Multifractal structures can be caused by the long-term correlations of different fluctuation processes and fat-tail probability distributions of the time series [
23,
45]. The random shuffling method was used to analyse the sources of multifractality. If multifractality is due to both types, the shuffled data presents weaker multifractality than the original data. For less than half of the wells, the shuffled data showed weaker multifractality, indicating that both types of multifractality were present in the time series.

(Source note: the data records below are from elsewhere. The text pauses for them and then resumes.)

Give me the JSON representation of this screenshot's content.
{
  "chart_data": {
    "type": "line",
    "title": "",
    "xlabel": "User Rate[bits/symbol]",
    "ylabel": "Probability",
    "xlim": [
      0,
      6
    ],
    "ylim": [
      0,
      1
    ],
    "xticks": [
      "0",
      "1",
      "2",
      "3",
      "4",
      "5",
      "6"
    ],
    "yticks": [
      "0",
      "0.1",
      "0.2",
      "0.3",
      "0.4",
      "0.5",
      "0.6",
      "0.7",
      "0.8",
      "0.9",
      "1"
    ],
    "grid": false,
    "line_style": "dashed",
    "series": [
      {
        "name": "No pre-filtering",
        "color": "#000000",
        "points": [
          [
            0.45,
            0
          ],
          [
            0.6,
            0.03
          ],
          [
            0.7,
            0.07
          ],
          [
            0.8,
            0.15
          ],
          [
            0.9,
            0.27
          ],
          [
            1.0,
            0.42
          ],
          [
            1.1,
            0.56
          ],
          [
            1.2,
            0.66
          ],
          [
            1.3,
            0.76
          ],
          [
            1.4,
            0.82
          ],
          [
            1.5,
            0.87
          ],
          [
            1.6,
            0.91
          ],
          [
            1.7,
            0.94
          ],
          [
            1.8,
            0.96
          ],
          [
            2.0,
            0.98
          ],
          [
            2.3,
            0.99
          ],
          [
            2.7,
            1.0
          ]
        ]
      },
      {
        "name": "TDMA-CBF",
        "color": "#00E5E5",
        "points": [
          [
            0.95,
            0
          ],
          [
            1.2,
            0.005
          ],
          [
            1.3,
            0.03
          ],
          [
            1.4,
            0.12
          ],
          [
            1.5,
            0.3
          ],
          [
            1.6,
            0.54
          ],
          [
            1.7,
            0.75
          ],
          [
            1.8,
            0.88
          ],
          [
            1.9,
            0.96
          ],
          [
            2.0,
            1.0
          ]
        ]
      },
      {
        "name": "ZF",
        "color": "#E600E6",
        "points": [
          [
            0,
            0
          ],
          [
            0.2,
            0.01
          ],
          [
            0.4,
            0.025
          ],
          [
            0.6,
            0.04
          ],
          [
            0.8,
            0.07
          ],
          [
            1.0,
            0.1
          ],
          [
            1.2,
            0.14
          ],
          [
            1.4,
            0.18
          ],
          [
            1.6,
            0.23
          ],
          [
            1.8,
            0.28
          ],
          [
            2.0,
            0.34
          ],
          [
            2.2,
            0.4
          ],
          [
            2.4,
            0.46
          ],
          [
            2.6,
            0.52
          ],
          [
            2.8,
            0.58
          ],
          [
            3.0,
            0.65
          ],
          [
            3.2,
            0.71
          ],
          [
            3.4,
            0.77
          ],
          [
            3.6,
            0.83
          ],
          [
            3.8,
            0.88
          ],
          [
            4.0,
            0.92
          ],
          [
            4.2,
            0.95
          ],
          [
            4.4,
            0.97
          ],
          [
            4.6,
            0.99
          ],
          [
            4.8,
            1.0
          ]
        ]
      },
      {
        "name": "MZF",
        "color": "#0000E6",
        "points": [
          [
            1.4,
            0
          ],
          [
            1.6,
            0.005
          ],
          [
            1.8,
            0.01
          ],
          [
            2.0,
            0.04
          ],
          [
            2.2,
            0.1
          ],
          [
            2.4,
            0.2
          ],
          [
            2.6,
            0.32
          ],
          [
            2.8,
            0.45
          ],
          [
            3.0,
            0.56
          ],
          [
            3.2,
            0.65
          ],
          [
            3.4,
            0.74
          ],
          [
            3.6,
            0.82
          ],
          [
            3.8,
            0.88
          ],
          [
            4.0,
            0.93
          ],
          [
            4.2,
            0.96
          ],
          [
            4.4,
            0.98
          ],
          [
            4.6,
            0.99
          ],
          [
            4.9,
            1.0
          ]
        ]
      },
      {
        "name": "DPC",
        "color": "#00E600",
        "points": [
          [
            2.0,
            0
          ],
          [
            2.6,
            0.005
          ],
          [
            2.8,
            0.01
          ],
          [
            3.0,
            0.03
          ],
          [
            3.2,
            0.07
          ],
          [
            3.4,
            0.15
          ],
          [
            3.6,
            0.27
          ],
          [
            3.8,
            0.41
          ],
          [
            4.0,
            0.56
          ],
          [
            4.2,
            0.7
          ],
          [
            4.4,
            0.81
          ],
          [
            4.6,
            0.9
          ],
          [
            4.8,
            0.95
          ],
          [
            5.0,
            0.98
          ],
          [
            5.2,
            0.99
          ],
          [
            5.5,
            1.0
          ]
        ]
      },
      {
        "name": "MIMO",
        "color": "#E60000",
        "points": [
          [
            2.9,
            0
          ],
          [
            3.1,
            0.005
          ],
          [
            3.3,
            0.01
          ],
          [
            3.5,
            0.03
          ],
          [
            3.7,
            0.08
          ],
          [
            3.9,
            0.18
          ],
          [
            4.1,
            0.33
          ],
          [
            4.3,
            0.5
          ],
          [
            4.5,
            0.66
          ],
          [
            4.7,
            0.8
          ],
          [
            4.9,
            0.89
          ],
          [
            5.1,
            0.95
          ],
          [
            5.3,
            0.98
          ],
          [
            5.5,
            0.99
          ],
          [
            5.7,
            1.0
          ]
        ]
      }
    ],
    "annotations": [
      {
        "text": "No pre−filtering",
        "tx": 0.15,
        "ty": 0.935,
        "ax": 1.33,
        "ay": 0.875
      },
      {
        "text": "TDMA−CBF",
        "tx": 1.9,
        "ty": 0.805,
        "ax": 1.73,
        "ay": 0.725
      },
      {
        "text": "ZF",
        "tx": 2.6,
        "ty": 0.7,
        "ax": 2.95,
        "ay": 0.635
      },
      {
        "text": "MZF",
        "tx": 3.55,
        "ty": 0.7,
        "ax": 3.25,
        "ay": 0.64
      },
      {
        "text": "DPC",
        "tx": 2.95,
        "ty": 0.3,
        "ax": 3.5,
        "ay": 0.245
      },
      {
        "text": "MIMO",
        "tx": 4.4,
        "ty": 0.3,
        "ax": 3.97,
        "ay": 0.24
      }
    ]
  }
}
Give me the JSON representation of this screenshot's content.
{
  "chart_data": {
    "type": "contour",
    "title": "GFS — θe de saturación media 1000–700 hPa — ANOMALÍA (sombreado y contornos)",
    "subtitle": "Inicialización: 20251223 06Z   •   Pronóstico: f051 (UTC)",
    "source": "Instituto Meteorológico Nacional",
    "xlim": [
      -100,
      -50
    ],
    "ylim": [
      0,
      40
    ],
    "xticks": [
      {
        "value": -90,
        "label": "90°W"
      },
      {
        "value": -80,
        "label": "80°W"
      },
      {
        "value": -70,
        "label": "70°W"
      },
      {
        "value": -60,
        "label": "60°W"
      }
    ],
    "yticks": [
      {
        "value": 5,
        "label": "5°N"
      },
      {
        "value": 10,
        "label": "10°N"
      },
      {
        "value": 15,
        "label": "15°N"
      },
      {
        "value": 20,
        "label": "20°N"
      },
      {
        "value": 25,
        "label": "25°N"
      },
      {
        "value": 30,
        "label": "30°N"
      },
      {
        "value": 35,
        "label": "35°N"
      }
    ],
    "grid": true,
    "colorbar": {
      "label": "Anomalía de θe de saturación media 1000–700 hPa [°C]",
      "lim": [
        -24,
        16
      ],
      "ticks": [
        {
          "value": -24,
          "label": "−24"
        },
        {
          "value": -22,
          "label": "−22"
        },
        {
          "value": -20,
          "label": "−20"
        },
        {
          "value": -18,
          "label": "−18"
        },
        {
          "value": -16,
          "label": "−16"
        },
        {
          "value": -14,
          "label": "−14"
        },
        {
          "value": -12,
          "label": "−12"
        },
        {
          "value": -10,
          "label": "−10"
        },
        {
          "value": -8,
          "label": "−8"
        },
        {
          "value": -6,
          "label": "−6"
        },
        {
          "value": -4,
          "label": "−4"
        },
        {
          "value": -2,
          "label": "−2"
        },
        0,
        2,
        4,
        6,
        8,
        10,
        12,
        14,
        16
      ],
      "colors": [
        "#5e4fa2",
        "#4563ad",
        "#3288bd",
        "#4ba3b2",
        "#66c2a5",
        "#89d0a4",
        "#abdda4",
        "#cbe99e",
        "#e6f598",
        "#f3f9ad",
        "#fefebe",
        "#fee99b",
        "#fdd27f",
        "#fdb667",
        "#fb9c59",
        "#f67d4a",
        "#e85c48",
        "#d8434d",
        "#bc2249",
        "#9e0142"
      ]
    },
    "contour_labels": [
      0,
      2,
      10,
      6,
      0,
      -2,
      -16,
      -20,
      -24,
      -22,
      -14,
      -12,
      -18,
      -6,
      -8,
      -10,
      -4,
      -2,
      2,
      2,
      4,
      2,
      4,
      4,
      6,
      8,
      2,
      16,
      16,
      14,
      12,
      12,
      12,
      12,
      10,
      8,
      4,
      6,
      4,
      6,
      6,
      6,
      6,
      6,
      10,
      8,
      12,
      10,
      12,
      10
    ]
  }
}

3.3. Hurst Exponent Spatial and Temporal Distribution and Groundwater Level Prediction
The Hurst exponents (h = 2) of the GWL fluctuation data quantified using the MF-DFA approach for the 72 monitoring wells were investigated. The Hurst exponent at q = 2 is identical to the classic Hurst exponent of a monofractal stochastic process. This study used a sliding time series to calculate the Hurst exponent by considering 480 monthly GWL depth data points as the length of the time series.
Sliding was performed in a sequence of 40 years and a step length of 1 year. The first Hurst exponent was calculated based on the GWL time series for the period 1970−2009, the second Hurst exponent was calculated for the period 1971−2010, and so on. The contour maps of the Hurst exponent for the studied GWL time series are shown in
Figure 8.
The larger the Hurst exponent, the stronger the memory, the longer it will remember previous values, and the more consistent its ability to maintain the previous change trend [
30,
46]. Moreover, an increase in the sliding Hurst exponent indicates that the time series can remember the later GWL depth trends better. A decrease in the Hurst exponent indicates that the time series remembers earlier GWL depth trends better.
Figure 8 shows that the magnitude of the Hurst exponent changed between regions of the study area, showing varying degrees of long-range correlation. Thus, in most parts of the study area, the Hurst exponent exceeded 0.5, indicating that GWL fluctuations exhibit persistent behaviour and may exhibit a stable trend, and the long-range correlation of GWL depth is predicted to be significant. In addition, an increase in the Hurst exponent indicated that the overall GWL depth in most parts of the study area decreased. The accuracy of the Hurst exponent was confirmed by the spatiotemporal distribution of GWL depth in the study area (
Figure 5).
Thus, by comparing the maps of the spatial distribution of GWL depth (
Figure 5) and the Hurst exponent (
Figure 8), we can roughly determine that for the eastern and north-western parts of the northern region, a slight recovery of groundwater may occur in the coming period. For other parts of the northern region, groundwater is expected to continue to increase in the coming years. In most parts of the central region, the groundwater may maintain a continuous rebound trend. In the eastern part of this region, groundwater may show a slight downward trend in the coming years. In most parts of the southern region, the GWL depth is expected to continue decreasing in the coming period. It should be noted that these trends in groundwater change may persist in the future if the conditions for GWL formation do not change (or change only slightly).